England dominant in every aspect
In their last 25 Tests in Australia before this series, England had won three and lost 18, which puts into perspective just how monumental this success is. The last time England won consecutive Ashes series was in the mid-1980s, when they won at home in 1985 and then repeated the success in Australia in 1986-87. Given England's form this series, they look good to achieve that in Sydney.
Australia, on the other hand, have sunk to new depths: this is the first time they've have lost two Tests in a home series by an innings. The previous occasion when they lost more than one Test by an innings was in England in 1985-86, when they lost at Edgbaston and The Oval. The innings-and-157-run defeat was their eighth-worst defeat in Tests, of which six have come against England. Of those eight defeats, only three have happened since 1980. It is also the second-biggest margin of defeat for Australia at the MCG - after the innings-and-225-run loss to England in 1912 - and their worst Ashes loss since Manchester in 1956, when Jim Laker took 19 for 90 and England won by an innings and 170 runs. Australia's fall from their high perch can be gleaned from the fact that they've lost by an innings three times since the beginning of 2009; between 1992-93 and 2008 it happened only twice.
Australia fought back well in Perth, but over the course of the series, they've been completely outplayed. In the four Tests so far, Australia's batting average is 28.40, and they've scored three centuries and 14 fifties. The last occasion that Australia averaged less than 30 in a home series of three or more matches was in 1996-97 against West Indies, when they won 3-2.
England, on the other hand, have averaged 45.47, with six centuries and ten fifties. It's only the third occasion that a visiting team has averaged over 45 in a series (minimum three matches) in Australia. The inability of the Australians to convert fifties into hundreds has been one of their major problems, and proof that England's bowlers haven't allowed the batsmen to feel settled even when they've got off to starts.

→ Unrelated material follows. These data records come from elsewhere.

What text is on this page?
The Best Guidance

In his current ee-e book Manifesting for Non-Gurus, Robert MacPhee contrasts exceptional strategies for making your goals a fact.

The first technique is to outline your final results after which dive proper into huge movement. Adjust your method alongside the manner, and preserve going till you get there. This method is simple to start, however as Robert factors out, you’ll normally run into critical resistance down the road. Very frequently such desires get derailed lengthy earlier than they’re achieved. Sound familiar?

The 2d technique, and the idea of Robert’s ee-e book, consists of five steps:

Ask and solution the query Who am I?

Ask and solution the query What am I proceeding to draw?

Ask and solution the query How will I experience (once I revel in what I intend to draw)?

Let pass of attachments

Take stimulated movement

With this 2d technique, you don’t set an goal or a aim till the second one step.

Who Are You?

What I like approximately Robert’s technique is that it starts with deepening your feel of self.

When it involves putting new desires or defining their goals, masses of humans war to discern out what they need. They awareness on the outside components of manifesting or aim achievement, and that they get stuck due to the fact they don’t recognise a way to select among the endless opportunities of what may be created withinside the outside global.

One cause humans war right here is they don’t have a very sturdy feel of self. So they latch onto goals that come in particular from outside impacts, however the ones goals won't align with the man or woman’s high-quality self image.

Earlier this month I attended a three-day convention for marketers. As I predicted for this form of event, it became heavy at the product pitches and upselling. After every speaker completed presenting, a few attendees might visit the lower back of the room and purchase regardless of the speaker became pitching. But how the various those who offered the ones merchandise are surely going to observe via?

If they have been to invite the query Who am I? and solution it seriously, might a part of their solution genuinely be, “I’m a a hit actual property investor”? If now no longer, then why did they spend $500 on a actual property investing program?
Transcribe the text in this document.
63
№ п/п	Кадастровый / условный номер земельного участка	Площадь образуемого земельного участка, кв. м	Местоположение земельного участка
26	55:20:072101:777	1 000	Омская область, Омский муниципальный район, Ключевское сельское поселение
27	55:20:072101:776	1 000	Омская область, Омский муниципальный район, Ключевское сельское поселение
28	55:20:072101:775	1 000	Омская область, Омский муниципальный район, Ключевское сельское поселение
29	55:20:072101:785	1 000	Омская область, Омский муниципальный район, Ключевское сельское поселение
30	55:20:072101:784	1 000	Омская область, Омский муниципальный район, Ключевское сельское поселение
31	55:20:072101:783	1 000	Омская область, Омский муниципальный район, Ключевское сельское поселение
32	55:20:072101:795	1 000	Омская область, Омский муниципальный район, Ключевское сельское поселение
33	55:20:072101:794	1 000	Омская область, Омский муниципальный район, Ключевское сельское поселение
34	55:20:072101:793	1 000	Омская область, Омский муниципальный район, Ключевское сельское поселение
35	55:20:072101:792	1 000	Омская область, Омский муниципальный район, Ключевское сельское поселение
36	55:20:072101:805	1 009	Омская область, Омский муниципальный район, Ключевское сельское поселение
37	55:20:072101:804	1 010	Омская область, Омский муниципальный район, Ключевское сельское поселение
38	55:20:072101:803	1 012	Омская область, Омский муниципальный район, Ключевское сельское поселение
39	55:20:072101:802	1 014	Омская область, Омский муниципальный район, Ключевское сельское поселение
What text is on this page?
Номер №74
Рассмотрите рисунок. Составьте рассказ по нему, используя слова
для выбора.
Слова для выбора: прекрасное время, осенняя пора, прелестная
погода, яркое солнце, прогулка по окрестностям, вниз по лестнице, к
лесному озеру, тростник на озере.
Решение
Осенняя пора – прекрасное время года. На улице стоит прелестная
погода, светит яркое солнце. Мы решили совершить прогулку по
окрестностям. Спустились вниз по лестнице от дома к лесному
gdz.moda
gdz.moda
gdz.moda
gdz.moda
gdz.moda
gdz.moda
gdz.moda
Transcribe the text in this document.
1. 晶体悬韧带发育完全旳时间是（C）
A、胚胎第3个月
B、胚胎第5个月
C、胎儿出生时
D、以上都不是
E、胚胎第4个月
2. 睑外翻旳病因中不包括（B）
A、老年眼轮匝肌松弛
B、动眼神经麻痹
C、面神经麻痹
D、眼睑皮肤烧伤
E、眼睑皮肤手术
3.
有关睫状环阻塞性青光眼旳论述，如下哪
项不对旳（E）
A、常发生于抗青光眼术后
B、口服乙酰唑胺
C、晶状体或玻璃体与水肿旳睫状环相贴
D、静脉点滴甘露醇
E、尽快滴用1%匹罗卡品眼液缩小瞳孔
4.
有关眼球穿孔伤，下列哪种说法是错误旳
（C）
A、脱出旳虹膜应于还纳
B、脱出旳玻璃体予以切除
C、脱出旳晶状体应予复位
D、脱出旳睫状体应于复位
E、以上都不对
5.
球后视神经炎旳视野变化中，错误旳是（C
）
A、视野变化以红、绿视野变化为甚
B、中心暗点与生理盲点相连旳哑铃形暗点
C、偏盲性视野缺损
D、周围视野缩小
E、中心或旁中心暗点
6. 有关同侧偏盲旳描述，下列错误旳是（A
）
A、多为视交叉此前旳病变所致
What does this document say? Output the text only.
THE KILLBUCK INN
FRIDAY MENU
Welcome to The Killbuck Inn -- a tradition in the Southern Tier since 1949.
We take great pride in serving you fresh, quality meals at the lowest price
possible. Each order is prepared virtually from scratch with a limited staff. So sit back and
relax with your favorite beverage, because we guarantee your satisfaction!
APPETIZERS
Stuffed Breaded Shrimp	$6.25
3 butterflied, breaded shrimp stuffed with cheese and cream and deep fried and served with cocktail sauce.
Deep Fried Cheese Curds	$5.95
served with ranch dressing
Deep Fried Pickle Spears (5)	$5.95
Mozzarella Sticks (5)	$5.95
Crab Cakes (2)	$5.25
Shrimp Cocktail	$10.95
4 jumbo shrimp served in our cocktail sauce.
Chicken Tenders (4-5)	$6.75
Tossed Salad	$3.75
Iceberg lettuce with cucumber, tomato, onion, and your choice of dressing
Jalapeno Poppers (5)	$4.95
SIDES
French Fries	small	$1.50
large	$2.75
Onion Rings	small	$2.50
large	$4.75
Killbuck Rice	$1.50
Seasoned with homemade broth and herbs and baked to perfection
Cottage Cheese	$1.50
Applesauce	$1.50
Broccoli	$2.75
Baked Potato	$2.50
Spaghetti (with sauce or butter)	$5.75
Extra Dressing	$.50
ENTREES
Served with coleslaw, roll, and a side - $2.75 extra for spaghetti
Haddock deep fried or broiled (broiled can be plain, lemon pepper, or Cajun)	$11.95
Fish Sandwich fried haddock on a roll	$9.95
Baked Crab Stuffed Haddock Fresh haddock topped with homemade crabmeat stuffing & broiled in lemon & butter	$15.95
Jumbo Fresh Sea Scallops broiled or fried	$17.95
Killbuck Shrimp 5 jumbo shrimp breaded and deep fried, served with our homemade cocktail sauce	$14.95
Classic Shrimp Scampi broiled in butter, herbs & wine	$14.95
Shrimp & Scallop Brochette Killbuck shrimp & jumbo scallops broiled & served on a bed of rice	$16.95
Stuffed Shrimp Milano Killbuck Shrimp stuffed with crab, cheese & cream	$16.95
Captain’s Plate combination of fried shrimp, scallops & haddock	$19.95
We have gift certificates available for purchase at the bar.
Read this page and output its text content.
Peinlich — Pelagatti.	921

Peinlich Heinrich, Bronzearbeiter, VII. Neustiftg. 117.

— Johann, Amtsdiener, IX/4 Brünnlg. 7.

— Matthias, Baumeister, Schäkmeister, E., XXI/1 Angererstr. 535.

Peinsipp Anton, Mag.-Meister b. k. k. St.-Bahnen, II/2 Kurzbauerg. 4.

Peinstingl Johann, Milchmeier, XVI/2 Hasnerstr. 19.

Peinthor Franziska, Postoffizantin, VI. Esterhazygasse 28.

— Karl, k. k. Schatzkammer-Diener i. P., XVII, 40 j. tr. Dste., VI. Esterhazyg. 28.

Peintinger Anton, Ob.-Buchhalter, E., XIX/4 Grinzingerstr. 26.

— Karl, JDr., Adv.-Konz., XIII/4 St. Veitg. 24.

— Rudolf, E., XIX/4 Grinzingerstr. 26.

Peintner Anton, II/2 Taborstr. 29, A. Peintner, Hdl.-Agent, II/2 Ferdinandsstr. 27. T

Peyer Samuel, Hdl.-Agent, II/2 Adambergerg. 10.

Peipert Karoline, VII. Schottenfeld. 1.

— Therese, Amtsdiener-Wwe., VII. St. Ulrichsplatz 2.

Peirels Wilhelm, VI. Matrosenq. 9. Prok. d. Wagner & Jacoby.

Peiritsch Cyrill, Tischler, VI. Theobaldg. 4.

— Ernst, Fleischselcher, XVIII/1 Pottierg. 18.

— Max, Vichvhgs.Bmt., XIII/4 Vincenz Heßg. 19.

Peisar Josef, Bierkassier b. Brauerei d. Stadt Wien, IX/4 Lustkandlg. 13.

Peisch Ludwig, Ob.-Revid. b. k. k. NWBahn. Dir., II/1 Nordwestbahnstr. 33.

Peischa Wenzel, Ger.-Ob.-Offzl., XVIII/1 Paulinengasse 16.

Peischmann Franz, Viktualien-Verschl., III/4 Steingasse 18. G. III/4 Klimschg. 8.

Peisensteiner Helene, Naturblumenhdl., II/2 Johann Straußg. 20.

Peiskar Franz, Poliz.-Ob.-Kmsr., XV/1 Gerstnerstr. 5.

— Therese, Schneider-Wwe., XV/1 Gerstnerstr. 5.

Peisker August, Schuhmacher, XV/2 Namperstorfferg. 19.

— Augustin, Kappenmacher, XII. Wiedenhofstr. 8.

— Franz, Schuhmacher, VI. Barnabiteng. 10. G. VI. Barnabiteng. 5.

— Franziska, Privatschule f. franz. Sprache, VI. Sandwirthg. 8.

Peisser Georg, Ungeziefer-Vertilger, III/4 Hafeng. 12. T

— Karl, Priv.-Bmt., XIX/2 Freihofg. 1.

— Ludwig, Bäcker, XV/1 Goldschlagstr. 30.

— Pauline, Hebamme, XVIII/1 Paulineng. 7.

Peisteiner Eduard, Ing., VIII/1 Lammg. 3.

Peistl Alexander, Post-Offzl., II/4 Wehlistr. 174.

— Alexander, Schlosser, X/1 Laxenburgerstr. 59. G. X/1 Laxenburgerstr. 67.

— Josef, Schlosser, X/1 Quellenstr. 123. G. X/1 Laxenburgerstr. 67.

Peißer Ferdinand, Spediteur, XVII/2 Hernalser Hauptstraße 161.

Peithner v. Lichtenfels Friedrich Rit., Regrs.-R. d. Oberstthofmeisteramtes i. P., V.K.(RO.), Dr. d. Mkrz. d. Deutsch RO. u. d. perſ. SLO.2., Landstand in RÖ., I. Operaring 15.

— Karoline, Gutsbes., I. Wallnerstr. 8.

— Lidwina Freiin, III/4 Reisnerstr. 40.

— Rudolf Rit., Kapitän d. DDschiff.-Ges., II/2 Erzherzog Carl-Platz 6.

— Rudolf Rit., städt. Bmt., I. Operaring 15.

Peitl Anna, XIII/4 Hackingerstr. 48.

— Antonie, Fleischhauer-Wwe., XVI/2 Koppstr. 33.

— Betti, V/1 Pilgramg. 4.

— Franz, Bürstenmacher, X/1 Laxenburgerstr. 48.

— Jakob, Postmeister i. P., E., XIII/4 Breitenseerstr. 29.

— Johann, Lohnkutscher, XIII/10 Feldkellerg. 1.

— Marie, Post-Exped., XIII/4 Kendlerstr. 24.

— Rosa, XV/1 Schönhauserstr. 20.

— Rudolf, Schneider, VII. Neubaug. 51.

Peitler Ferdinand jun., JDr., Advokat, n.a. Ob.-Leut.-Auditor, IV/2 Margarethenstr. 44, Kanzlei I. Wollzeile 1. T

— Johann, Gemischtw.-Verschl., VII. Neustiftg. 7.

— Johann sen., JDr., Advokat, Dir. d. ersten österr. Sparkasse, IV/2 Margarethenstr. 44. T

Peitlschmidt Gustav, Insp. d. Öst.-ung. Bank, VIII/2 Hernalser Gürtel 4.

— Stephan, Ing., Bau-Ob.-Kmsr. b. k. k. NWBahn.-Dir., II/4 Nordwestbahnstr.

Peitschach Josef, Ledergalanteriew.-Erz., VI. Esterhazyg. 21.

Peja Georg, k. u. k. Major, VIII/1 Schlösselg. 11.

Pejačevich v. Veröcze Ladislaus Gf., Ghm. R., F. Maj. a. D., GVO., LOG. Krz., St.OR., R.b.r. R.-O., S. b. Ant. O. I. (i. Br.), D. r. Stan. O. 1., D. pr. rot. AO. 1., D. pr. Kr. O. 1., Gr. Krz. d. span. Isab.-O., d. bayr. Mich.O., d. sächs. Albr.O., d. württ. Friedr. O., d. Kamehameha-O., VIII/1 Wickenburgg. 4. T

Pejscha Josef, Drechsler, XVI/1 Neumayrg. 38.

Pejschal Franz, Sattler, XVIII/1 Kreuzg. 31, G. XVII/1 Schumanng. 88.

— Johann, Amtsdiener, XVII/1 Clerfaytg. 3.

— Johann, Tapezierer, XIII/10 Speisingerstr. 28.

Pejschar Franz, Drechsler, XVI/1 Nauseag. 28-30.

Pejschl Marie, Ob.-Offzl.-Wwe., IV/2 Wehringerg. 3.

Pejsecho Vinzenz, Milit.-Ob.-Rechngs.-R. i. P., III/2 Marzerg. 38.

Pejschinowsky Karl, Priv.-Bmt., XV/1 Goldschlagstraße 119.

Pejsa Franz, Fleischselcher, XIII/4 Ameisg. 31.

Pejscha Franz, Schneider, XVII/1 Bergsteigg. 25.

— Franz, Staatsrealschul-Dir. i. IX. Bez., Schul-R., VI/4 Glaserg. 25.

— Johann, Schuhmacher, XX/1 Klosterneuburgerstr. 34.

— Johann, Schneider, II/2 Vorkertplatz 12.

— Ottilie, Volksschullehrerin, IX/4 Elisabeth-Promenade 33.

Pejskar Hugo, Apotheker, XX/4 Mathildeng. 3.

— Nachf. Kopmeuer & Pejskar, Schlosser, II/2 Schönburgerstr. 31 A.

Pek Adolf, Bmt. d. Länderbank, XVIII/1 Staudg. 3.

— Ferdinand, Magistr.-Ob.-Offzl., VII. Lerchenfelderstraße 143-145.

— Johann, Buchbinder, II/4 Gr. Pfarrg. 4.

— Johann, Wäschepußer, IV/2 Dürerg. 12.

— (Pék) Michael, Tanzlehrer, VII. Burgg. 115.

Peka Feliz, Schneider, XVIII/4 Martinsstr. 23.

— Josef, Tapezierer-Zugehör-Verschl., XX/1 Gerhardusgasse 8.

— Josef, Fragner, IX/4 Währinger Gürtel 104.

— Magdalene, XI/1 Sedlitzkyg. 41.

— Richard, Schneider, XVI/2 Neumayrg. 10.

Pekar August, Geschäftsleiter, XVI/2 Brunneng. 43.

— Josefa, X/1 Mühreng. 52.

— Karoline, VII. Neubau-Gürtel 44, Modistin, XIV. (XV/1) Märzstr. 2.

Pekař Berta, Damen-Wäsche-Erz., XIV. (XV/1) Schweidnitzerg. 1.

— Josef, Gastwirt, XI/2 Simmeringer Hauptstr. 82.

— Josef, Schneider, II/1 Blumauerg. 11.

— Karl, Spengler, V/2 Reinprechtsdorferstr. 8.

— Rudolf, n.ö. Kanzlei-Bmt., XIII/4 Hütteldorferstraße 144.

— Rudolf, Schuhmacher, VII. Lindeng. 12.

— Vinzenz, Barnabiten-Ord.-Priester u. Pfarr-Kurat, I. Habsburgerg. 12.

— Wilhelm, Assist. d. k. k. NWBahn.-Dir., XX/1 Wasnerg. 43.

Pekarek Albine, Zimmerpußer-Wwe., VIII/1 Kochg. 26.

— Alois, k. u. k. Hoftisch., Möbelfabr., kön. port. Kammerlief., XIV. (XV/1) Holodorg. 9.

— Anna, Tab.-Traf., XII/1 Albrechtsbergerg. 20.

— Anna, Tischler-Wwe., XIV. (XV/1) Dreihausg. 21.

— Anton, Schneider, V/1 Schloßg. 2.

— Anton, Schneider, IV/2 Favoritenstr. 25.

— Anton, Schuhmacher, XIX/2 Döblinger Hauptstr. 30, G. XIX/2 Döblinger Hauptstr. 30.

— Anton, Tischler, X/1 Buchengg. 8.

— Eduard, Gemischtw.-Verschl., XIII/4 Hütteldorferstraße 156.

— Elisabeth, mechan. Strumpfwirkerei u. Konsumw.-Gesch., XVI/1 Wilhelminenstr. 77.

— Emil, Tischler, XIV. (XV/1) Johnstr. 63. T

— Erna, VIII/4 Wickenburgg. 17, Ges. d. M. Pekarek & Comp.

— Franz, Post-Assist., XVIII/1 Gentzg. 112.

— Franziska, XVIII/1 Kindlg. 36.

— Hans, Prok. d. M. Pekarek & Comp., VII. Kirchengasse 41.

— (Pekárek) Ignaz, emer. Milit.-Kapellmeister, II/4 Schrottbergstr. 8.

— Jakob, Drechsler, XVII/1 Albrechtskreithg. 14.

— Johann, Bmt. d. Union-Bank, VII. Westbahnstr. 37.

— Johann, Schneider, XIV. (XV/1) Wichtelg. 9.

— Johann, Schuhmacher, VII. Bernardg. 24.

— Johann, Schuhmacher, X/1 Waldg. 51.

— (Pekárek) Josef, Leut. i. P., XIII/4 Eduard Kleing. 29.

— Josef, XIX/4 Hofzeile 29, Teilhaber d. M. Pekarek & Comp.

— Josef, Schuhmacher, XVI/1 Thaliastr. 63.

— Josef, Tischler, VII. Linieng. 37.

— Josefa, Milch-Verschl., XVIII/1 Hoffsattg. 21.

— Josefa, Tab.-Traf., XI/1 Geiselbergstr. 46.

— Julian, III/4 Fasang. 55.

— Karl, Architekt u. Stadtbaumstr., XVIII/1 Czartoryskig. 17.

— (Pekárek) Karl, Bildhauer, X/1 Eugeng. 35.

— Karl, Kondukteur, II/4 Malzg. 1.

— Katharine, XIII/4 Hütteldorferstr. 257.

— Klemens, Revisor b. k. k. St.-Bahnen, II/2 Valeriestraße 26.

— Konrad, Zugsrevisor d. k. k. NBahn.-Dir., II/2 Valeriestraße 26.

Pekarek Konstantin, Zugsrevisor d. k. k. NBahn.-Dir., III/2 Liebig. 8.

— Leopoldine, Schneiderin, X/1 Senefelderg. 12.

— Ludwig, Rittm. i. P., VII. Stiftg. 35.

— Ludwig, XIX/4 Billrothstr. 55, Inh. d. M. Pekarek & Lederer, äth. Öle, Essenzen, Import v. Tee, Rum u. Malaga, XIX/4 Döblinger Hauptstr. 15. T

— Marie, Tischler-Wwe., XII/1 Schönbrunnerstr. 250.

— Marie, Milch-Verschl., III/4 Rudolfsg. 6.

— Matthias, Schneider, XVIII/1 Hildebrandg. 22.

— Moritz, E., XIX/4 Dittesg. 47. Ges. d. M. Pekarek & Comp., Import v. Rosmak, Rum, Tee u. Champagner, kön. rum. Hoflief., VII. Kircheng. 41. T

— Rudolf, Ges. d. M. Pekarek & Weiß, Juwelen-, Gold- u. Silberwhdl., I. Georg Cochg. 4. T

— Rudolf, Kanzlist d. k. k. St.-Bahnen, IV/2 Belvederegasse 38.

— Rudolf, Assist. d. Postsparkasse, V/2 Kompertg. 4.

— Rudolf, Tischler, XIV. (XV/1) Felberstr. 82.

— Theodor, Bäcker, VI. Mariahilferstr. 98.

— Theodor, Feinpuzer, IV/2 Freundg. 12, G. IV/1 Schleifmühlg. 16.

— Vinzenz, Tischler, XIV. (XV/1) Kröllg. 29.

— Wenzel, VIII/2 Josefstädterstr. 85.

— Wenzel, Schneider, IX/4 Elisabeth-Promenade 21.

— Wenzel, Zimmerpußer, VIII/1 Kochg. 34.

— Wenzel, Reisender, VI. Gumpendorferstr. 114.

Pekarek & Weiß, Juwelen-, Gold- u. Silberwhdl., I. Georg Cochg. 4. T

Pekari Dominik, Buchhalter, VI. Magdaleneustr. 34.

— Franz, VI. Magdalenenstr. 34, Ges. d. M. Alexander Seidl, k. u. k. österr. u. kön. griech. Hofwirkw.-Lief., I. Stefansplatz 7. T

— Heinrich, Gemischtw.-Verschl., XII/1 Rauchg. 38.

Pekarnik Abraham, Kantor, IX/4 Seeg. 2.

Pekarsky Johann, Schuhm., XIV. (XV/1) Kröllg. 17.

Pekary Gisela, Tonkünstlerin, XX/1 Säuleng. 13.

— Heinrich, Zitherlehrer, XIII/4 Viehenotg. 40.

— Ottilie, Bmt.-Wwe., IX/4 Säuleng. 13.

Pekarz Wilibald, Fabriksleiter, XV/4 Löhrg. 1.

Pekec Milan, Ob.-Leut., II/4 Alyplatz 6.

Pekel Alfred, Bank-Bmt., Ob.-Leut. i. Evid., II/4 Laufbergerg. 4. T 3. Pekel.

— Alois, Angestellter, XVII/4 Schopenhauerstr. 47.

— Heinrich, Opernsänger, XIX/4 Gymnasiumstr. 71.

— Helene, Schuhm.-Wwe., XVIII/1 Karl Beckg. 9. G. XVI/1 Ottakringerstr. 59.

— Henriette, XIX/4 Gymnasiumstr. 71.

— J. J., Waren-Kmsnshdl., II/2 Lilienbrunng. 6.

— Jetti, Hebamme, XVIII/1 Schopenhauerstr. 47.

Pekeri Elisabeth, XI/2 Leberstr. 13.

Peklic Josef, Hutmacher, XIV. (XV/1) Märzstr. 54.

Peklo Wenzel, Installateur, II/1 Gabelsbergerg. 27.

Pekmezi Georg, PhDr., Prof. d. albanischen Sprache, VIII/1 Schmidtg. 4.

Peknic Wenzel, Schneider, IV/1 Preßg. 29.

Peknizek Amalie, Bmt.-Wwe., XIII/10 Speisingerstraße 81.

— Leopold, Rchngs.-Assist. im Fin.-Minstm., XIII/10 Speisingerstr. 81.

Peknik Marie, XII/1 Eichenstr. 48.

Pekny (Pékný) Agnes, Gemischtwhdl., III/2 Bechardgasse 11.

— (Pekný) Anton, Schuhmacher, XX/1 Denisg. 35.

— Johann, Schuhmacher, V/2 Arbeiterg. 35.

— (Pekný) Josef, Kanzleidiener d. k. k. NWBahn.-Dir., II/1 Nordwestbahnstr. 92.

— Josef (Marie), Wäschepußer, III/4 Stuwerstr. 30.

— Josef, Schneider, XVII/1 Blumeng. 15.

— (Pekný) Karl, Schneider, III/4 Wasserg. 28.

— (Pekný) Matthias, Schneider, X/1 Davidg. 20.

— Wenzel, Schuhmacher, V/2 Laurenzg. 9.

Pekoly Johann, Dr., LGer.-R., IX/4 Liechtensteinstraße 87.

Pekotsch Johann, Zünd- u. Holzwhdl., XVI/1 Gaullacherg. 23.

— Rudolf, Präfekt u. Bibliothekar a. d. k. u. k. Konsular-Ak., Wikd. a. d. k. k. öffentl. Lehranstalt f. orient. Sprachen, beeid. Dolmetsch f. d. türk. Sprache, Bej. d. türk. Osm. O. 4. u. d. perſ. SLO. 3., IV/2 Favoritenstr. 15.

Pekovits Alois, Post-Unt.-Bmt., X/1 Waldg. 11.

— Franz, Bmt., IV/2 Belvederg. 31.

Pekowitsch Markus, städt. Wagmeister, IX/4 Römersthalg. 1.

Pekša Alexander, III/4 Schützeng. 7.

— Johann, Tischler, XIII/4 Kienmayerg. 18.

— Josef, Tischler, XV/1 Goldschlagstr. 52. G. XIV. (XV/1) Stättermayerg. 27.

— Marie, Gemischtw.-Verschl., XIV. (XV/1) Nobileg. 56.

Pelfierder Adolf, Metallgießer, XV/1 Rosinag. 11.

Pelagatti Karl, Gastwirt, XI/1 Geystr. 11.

Three of Australia's batsmen - Michael Hussey, Shane Watson and Brad Haddin - average more than 50, but the drop in performance thereafter is drastic: the next best is Simon Katich (24.25), while Steven Smith and Michael Clarke average barely more than 20. The most disappointing, obviously, has been their captain: Ricky Ponting averages 16.14 in his eight innings so far. In series of at least two Tests, only twice has he averaged lesser than this - in the 2000-01 series in India he averaged 3.40 in five innings, while in the Ashes series in 1998-99, he averaged 11.75 in three Tests.
For England, on the other hand, two batsmen - Alastair Cook and Jonathan Trott - have averaged more than 100, two more - Kevin Pietersen and Ian Bell - have averaged more than 50, while Andrew Strauss has a series average of 41.16. The only worry has been Paul Collingwood, who has scored 70 runs in five innings.
The partnership stats tell a similar story - eight century stands for England, and only four for Australia. The average partnership for each of the top three wickets for Australia is less than 35; for England they're all greater than 70.
|Wicket||Eng - ave||100/ 50 stands||Aus - ave||100/ 50 stands|
|First||75.16||2/ 1||33.50||0/ 3|
|Second||114.40||2/ 0||31.42||1/ 0|
|Third||72.20||1/ 2||12.28||0/ 0|
|Fourth||33.20||1/ 0||54.57||2/ 1|
|Fifth||39.40||1/ 1||33.14||0/ 2|
|Sixth||71.25||1/ 1||72.14||1/ 2|
|Seventh||14.75||0/ 0||11.28||0/ 1|
The bowling load has been similarly shared for England, with all their fast bowlers averaging less than 35, with Chris Tremlett's 13 wickets costing him 19 each, and James Anderson's 17 coming at 29.29 apiece. For Australia, only Ryan Harris and Peter Siddle have come to the party. Ben Hilfenhaus has been the biggest disappointment - his four wickets have cost 73.50 each, and have come at a gap of nearly 30 overs.
S Rajesh is stats editor, and Madhusudhan is stats assistant at Cricinfo.